New Zealand and Australia will launch a quarantine-free travel bubble from April 19, prompting airlines in both countries to dramatically ramp up flight schedules in this market.
The New Zealand government announced on April 6 that it would allow entry to travelers from Australia without the need for isolation on arrival. This opens the way for a two-way travel corridor, as Australia has already allowed travelers from New Zealand to enter without quarantine.
Qantas and its Jetstar subsidiary plan to offer up to 122 return flights per week on 15 routes between Australia and New Zealand from April 19. This will boost the group’s capacity in this market up to 83% of pre-pandemic levels, compared to the current level of 3%.
Demand is expected to be high because New Zealand is likely to be the only significant international market open to Australians for the next six months, Qantas said.

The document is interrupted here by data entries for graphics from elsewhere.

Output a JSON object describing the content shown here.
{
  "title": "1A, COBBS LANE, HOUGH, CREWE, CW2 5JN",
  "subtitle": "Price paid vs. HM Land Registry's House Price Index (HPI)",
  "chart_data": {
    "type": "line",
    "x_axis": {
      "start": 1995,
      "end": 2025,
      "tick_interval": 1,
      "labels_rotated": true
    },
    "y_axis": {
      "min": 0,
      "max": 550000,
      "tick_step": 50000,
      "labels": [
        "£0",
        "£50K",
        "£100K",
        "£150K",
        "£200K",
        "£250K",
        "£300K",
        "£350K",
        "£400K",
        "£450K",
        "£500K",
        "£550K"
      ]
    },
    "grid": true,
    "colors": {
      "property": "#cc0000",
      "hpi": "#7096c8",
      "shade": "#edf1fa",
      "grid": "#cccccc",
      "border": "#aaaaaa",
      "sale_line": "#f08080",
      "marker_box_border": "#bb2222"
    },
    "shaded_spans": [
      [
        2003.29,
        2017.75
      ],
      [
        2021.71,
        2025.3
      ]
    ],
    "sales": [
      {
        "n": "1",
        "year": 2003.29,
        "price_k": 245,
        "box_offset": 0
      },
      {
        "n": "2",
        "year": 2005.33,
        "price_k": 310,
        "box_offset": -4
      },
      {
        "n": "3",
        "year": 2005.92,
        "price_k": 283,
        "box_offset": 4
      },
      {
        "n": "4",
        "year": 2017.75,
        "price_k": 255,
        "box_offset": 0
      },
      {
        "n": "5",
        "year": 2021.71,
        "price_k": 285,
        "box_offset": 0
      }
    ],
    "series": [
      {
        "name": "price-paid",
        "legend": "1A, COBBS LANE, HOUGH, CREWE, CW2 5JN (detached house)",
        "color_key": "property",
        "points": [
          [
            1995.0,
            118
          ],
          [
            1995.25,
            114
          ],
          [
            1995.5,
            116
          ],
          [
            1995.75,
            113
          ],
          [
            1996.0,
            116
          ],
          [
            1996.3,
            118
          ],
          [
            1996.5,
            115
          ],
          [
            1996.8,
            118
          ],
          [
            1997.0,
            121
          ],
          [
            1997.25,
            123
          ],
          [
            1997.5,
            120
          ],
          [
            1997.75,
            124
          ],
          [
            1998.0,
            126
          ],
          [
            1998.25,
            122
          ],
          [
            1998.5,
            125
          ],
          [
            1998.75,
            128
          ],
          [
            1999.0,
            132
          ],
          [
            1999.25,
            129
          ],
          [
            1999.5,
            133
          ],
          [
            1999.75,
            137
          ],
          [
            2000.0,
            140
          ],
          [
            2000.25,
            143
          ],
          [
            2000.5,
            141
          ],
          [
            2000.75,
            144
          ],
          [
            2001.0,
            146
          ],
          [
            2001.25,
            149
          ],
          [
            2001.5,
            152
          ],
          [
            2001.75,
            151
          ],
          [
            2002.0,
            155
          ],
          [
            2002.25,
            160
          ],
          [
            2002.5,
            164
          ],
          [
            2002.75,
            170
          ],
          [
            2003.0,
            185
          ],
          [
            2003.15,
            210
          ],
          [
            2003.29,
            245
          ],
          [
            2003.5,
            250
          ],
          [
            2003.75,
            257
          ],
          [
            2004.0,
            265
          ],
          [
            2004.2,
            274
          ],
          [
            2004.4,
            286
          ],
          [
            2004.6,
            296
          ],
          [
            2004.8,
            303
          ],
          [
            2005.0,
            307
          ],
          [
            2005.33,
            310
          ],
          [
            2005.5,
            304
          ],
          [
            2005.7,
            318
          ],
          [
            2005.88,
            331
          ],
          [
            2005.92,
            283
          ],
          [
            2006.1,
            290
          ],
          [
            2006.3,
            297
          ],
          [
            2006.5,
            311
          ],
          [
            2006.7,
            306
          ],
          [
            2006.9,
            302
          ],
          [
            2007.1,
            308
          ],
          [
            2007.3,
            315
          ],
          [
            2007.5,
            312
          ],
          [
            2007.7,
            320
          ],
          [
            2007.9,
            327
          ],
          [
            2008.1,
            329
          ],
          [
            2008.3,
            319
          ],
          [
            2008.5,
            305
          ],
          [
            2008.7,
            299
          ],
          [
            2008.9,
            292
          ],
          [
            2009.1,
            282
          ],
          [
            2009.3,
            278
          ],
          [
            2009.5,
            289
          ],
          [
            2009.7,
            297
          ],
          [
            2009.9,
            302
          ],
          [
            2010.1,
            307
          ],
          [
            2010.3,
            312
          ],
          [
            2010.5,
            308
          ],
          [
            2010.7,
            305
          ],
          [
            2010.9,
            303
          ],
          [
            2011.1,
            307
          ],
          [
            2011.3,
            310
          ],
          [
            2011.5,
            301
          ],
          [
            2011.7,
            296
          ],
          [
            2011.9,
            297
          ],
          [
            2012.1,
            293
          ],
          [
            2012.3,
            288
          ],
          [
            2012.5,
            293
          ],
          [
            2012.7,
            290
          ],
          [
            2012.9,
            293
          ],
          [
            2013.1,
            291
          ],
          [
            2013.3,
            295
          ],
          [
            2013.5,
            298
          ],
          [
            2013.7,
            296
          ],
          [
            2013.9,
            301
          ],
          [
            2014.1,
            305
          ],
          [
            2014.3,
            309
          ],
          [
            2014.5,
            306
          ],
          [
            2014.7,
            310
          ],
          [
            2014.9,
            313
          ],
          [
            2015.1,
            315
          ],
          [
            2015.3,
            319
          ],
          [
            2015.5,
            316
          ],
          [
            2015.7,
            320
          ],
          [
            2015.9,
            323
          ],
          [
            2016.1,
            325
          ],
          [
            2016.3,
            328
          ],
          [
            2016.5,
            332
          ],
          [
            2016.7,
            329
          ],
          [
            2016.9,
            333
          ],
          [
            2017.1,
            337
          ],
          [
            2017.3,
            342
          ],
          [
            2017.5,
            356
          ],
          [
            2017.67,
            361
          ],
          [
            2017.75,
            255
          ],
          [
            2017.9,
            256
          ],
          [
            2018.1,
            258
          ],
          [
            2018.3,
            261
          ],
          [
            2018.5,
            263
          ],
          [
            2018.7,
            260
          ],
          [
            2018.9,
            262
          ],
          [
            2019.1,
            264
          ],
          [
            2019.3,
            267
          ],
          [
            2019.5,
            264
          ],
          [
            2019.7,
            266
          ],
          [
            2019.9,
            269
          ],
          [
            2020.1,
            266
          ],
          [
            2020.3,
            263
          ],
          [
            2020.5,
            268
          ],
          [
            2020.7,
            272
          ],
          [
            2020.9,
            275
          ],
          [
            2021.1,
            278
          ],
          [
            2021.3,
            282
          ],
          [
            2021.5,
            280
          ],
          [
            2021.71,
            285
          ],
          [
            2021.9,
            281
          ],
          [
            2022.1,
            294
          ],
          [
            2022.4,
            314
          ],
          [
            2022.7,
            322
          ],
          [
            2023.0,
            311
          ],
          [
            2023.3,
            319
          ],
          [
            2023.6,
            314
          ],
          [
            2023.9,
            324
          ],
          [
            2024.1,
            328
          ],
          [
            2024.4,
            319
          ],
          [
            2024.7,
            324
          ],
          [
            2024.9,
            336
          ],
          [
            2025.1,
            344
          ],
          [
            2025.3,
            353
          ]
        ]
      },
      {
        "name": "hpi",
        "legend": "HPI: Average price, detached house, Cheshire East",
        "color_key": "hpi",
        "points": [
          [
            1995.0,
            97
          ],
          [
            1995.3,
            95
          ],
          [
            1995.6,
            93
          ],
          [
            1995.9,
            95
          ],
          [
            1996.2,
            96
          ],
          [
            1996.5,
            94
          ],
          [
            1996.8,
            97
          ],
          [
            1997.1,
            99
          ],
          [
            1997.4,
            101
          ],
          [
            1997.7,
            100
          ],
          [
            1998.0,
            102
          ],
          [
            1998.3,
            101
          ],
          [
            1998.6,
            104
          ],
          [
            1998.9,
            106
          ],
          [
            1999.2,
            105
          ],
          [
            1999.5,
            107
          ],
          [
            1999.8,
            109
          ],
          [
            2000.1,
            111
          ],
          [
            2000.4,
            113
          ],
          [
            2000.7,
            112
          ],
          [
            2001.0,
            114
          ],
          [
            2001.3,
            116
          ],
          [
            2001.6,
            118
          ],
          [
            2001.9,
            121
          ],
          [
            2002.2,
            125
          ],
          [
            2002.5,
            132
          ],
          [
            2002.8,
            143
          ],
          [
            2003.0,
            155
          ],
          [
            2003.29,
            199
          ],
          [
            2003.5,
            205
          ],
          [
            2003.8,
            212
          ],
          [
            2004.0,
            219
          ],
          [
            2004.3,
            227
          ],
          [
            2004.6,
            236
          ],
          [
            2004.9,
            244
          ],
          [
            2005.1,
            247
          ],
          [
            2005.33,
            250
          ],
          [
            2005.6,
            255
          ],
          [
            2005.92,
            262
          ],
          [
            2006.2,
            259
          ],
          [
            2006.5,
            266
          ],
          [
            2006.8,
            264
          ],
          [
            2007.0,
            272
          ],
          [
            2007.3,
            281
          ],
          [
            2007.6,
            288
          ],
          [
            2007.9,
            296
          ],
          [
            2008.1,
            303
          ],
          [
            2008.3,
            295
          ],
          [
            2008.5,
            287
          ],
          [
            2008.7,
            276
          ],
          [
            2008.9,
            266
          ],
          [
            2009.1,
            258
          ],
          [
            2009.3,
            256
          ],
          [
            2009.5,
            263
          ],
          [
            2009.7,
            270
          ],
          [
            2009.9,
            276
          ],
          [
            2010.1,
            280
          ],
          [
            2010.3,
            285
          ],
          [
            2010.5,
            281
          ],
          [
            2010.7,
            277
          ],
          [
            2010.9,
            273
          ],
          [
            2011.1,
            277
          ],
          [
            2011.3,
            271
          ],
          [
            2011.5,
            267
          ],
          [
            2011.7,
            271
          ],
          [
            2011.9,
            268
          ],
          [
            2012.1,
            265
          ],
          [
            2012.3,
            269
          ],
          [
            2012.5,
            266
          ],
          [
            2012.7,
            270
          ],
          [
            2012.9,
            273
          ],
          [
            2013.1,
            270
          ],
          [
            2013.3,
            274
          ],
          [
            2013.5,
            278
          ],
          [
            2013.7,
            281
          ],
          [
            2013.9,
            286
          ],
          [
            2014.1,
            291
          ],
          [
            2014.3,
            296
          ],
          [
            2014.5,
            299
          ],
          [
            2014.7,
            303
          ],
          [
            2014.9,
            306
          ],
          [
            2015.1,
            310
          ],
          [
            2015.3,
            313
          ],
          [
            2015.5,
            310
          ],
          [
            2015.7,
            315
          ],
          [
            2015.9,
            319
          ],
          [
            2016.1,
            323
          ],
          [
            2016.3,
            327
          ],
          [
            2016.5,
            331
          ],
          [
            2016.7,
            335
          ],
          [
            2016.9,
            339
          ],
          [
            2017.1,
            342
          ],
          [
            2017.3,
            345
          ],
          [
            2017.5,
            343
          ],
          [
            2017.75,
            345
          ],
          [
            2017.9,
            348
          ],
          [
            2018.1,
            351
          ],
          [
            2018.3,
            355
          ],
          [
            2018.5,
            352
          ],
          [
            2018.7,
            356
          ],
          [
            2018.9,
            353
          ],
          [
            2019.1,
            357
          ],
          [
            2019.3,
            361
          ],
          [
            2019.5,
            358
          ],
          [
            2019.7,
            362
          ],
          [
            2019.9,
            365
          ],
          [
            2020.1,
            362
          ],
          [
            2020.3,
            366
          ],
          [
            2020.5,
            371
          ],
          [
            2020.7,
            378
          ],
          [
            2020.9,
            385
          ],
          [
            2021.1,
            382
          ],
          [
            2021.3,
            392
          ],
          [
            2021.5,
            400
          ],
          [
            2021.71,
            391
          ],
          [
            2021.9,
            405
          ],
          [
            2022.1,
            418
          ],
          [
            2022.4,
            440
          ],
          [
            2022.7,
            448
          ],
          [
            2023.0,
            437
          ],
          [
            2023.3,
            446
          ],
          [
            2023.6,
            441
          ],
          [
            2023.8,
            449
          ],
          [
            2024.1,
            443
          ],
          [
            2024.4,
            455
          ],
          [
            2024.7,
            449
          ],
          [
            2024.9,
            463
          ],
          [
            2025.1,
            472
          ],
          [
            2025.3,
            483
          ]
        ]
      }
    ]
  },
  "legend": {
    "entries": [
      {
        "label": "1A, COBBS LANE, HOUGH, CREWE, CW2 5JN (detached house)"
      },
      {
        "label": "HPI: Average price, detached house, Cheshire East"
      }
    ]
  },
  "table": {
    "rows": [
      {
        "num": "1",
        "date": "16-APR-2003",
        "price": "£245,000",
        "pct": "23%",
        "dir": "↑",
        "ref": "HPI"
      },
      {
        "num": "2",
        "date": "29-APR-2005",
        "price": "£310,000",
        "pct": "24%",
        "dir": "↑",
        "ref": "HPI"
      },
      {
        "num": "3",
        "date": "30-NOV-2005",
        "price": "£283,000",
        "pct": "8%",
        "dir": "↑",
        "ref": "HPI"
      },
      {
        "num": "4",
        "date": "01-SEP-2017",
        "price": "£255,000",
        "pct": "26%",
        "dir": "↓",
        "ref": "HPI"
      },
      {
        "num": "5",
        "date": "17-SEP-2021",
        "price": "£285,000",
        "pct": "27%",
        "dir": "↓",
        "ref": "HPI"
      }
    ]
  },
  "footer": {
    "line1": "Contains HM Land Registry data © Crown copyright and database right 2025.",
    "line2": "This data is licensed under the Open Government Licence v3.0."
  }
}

However, the airline noted that travelers from countries other than Australia and New Zealand previously accounted for about 20% of the traffic in this market.

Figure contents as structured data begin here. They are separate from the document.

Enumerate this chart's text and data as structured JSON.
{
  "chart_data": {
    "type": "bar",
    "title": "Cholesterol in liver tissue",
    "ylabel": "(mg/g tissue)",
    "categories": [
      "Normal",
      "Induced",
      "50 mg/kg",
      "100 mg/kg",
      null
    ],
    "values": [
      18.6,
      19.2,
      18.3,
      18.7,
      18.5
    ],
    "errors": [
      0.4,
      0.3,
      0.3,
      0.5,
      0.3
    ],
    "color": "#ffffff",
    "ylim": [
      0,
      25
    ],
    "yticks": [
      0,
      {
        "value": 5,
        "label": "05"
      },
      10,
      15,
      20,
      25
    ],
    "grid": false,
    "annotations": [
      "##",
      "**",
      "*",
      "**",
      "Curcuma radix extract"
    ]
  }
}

Air New Zealand will be dramatically expanding both its frequencies and routes to Australia from April 19. It will operate routes between Auckland (AKL), Christchurch (CHC), Queenstown (ZQN) and Wellington (WLG) on the New Zealand side and eight Australian destinations.
The carrier intends to have 5-10 flights per day combined on the trunk routes between AKL and Brisbane (BNE), Melbourne (MEL) and Sydney (SYD), and 65-90 per week combined on 16 other routes between New Zealand and Australia.
Not all airlines are so bullish about the reopened market, however. Virgin Australia announced that most of its flights to New Zealand will remain suspended until Oct. 31, with limited flights to ZQN available from Sept. 18.
Virgin said it is “mindful of evolving border requirements [between Australia and New Zealand] which add complexity to our business as we push ahead with plans to grow our core domestic Australia operations.” However, the carrier said it “remains committed” to reentering the New Zealand market when demand has recovered.
One of the main caveats of the travel bubble is that flights could be suspended if any further outbreaks of COVID-19 cases cause travel restrictions for Australian states or New Zealand. So travelers need to be prepared for the possibility of trip disruptions.
International airports in New Zealand will be required to establish “green zones” to divide passengers from Australia from those arriving from other countries. Audits of New Zealand airports are underway, and those that are not ready by April 19 will not open for Australian flights.